Monday, 14 December 2015

Reconceptualizing group selection in terms of complex systems theory

Group selection can roughly be defined as a form of natural selection by which the fitness (probable reproductive success) of the group is maintained or enhanced, even at the cost of reduced fitness of individuals in that group.

It is generally considered, within current or recent evolutionary biology, that group selection is an error, a misunderstanding, the explanation or last-resort or so rare in nature as to be insignificant.

By contrast, I regard group selection as necessary for any other kind of selection - in other words, without group selection there can be no build-up of complex adaptations: group selection is necessary in order to maintain complex entities - indeed group selection is necessary to the sustainability of life itself.

So, group selection - far from being insignificant or a last resort, is ubiquitous, found everywhere.

However, in arguing this I am engaging in a re-conceptualization of group selection - in particular I am using definitions derived from a particular theory of complex systems: that associated with Niklaus Luhmann.

[See Appendix and associated references in:

http://www.hedweb.com/bgcharlton/modernization-imperative.html]

In considering group selection it is worth having a definition of what constitutes a group of the type capable of acting as a selection pressure on the individuals composing the group; since the minimal requirement of group selection is the presence of a suitable group that is stable (in those key respects which enforce selection) over a sufficient number of generations.

(Most of the ways of conceptualizing groups selection are, I believe inadequate)

This question can be reduced to the definition of a biological entity.

A biological entity is a (relatively) concentrated and sustained network of communications and interactions. Thus a single cell, a multicellular organism, an organ (such as the heart, or a gland) within a multicellular organism, and the social group in social organisms may all be considered to be entities.

For example, in social animals (including humans) that which makes them social animals can be defined as a sufficient density of particular types of communications and interactions between individuals - sustained across sufficient numbers of generations - such that this acts upon the individuals to shape behaviour by mechanisms that are transmissible between generations (for example, by inducing genetic, or some types of epigenetic, change of individuals).

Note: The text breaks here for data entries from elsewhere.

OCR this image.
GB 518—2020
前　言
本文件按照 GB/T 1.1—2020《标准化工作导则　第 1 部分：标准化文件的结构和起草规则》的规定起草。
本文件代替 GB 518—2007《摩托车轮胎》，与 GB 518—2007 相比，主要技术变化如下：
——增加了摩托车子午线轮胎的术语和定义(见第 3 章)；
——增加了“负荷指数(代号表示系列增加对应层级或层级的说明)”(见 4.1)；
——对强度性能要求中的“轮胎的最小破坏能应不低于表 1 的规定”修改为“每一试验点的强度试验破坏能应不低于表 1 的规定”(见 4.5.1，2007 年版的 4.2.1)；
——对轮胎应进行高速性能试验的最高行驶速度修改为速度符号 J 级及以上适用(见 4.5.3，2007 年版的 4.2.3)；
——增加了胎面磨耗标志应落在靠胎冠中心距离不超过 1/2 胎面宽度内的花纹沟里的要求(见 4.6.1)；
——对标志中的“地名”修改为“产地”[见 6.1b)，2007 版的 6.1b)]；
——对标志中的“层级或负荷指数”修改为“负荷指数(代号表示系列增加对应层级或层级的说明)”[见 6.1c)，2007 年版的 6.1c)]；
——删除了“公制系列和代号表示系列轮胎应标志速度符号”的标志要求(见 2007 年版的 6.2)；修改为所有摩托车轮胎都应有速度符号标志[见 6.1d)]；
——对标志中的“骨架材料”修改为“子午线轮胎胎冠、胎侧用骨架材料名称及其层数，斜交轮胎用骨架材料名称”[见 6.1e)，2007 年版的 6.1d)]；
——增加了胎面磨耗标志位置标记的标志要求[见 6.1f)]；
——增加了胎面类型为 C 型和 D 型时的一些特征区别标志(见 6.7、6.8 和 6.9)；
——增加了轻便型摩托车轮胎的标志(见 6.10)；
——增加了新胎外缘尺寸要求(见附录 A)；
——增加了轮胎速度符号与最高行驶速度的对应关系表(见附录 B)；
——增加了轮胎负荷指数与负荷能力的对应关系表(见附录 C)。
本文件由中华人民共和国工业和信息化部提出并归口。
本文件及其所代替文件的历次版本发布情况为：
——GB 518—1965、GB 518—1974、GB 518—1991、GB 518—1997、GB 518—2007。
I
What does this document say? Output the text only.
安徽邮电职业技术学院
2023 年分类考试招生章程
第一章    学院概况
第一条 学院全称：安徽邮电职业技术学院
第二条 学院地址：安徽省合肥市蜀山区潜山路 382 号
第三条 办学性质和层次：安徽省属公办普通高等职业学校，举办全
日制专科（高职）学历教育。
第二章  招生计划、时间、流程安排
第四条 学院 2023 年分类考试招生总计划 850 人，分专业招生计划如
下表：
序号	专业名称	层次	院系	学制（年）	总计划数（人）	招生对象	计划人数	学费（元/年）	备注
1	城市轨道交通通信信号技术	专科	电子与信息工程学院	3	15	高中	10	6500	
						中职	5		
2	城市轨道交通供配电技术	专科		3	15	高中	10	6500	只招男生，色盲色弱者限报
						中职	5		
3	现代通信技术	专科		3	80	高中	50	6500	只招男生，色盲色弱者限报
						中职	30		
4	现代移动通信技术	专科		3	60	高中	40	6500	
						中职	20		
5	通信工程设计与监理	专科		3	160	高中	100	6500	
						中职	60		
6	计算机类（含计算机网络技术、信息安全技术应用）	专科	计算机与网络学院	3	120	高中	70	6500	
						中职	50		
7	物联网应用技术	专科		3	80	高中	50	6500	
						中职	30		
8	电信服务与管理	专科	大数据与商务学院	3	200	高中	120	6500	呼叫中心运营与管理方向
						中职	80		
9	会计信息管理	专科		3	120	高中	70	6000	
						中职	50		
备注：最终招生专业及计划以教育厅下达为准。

In other words, the group itself displays a system-autonomy from the individuals which compose the group - therefore the group itself is a selection pressure on the individual animals within the group.

What is meant by autonomy? That the group entity operates to sustain and expand and/or reproduce itself - this being a defining property of all complex systems.

If an emergent complex system (occurring by chance) were to lack the ability to sustain and reproduce itself, it will soon simply cease to be - and would not be observable (or only momentarily so).

This is because a system is defined in contrast to its environment, and the basic property of a system is to separate itself from the environment in a context where chance/ entropic change will tend to assimilate the system into the environment (e.g. this happens after death).

Therefore any complex system which is sustained, must have the ability to sustain itself - to re-make and re-produce itself in the context of its environment - and for social groups individual organisms are a part of its environment. Therefore, social groups are buffered against the individuals which constitute it - but this is not a paradox, because what makes the social group definable as a complex system is the interaction of inter-individual communications, therefore not the actual physical individual organisms.

This may clarify the current confusion about what is 'doing the selecting' versus what 'gets selected' - the so-called levels of selection problem (with levels such as genes, organisms or groups). Instead, of physical things, the problem is reconceptualized in terms of communications; instead of physical things, the problem is reconceptualised in terms of abstract systems; instead of hereditary information conceptualized in terms of physical things, the problem is reconceptualised in terms of systems having the intrinsic property of self-sustaining and reproduction.

Instead of looking at things such as gene frequencies in populations, the focus moves to things like the density, frequency and complexity of communications and interactions.

This, of course, represents a 'paradigm shift' in discussing selection in biology - and it is notoriously difficult to argue in favour of a paradigm shift - especially when the current paradigm is yielding security, status and funding.

Nonetheless, if the new complex-systems paradigm can be grasped, I think its explanatory superiority - especially in terms of clarity, and in terms of explaining some of the key problems of biology such as 1. the origins of biological life and 2. the major transitions in evolution (e.g. evolution of the cell, the eukaryotic cell, multicellular organisms, sexual reproduction, social organisms) is very clear.